LOS ANGELES – Badly needed rains for a state dried out by drought moved from northern to Southern California with much more expected as the week goes on, but the showers brought their own potential problems.
The storm dropped about an inch of rain on parts of the San Francisco Bay Area and by late Wednesday night had started sprinkling on Los Angeles.
The storm — and the far larger one expected to arrive Friday — brought worries and recommended evacuations in some areas in the suburbs of Glendora and Azusa about 25 miles northeast of Los Angeles, because they sit at the foot of the steep San Gabriel Mountains where a wildfire last month stripped nearly 2,000 acres where water could now pose a danger.
"Residents located near burn areas should be alert for the potential of mud and debris flows Friday through Saturday," forecasters said.
Glendora on Wednesday raised its flooding protocol alert level for a second time, urging that residents near the burn area voluntarily evacuate or prepare essentials such as medications and important papers in case a mandatory evacuation order is given.

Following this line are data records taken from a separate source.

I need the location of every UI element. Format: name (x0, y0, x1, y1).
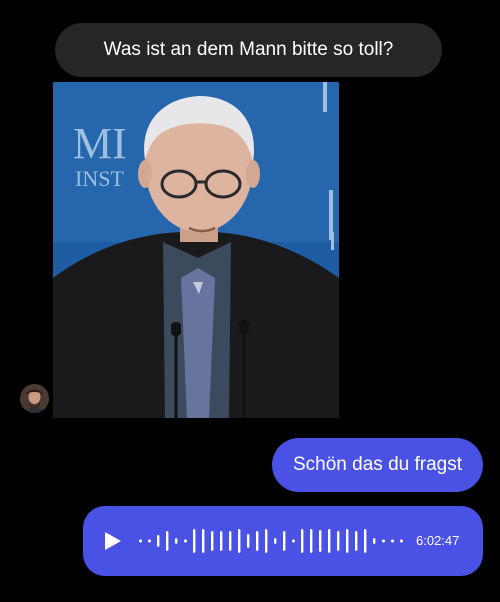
shared-photo[interactable]: MI INST (53, 82, 339, 418)
waveform-bar (346, 529, 349, 553)
waveform-bar (202, 529, 205, 553)
waveform-bar (310, 529, 313, 553)
voice-message[interactable]: 6:02:47 (83, 506, 483, 576)
waveform-bar (283, 531, 286, 551)
sent-message-text: Schön das du fragst (293, 454, 462, 475)
waveform-bar (382, 539, 385, 543)
waveform-bar (229, 531, 232, 551)
waveform-bar (256, 531, 259, 551)
sent-message-bubble[interactable]: Schön das du fragst (272, 438, 483, 492)
waveform-bar (355, 531, 358, 551)
waveform-bar (274, 538, 277, 544)
waveform-bar (157, 535, 160, 547)
waveform[interactable] (139, 526, 409, 556)
waveform-bar (211, 531, 214, 551)
waveform-bar (292, 539, 295, 543)
waveform-bar (319, 530, 322, 552)
waveform-bar (328, 529, 331, 553)
waveform-bar (238, 529, 241, 553)
photo-sign-text-1: MI (73, 119, 127, 168)
waveform-bar (175, 538, 178, 544)
waveform-bar (400, 539, 403, 543)
play-icon[interactable] (105, 532, 121, 550)
waveform-bar (139, 539, 142, 543)
waveform-bar (166, 531, 169, 551)
photo-sign-text-2: INST (75, 166, 124, 191)
waveform-bar (373, 538, 376, 544)
waveform-bar (193, 529, 196, 553)
waveform-bar (220, 531, 223, 551)
waveform-bar (364, 529, 367, 553)
waveform-bar (391, 539, 394, 543)
received-message-text: Was ist an dem Mann bitte so toll? (103, 39, 394, 60)
waveform-bar (301, 529, 304, 553)
waveform-bar (337, 531, 340, 551)
avatar[interactable] (20, 384, 49, 413)
waveform-bar (184, 539, 187, 543)
voice-duration: 6:02:47 (416, 533, 460, 548)
waveform-bar (148, 539, 151, 543)
received-message-bubble[interactable]: Was ist an dem Mann bitte so toll? (55, 23, 442, 77)
waveform-bar (265, 529, 268, 553)
waveform-bar (247, 534, 250, 548)
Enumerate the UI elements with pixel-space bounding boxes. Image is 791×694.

The city provided thousands of sandbags to residents who streamed into a city yard to fill the bags and drive them away.
Sandbags were also being provided in other foothill communities along mountain ranges east and west of Los Angeles, where other fires have burned in recent years, including the area of the May 2013 Springs Fire in the Santa Monica Mountains.
The National Weather Service said light-to-moderate rain from the first storm was expected through midday Thursday.
The weather service said the second storm will be stronger and move across Southern California from late Thursday through late Saturday, reaching Los Angeles County early Friday morning with rainfall amounts ranging from 3-6 inches in the foothills, and up to 8 inches in localized areas.
That second storm will bring by far the heaviest of rain to Southern California, Ken Clark, an Accuweather meteorologist, said in an email.
"In fact as much, or more rain, may fall in parts of Southern California than fall, let's say, around the Bay Area when all is said and done," Clark wrote.
State water officials plan Thursday to survey the anemic mountain snow pack, and will likely find that California's precipitation is badly lagging what's needed to quench the region's thirst after 2013 ended as the state's driest year on record.
A so-called Pineapple Express storm brought rain and snow to California earlier this month, and when it departed, the Sierra Nevada snowpack had grown but was still only 29 percent of normal.
Rain fell throughout the day Wednesday in San Francisco, and gave a midday pounding to the Santa Cruz Mountains south of the Bay Area.
The showers caused the cancellation of more than 100 flights at San Francisco International Airport.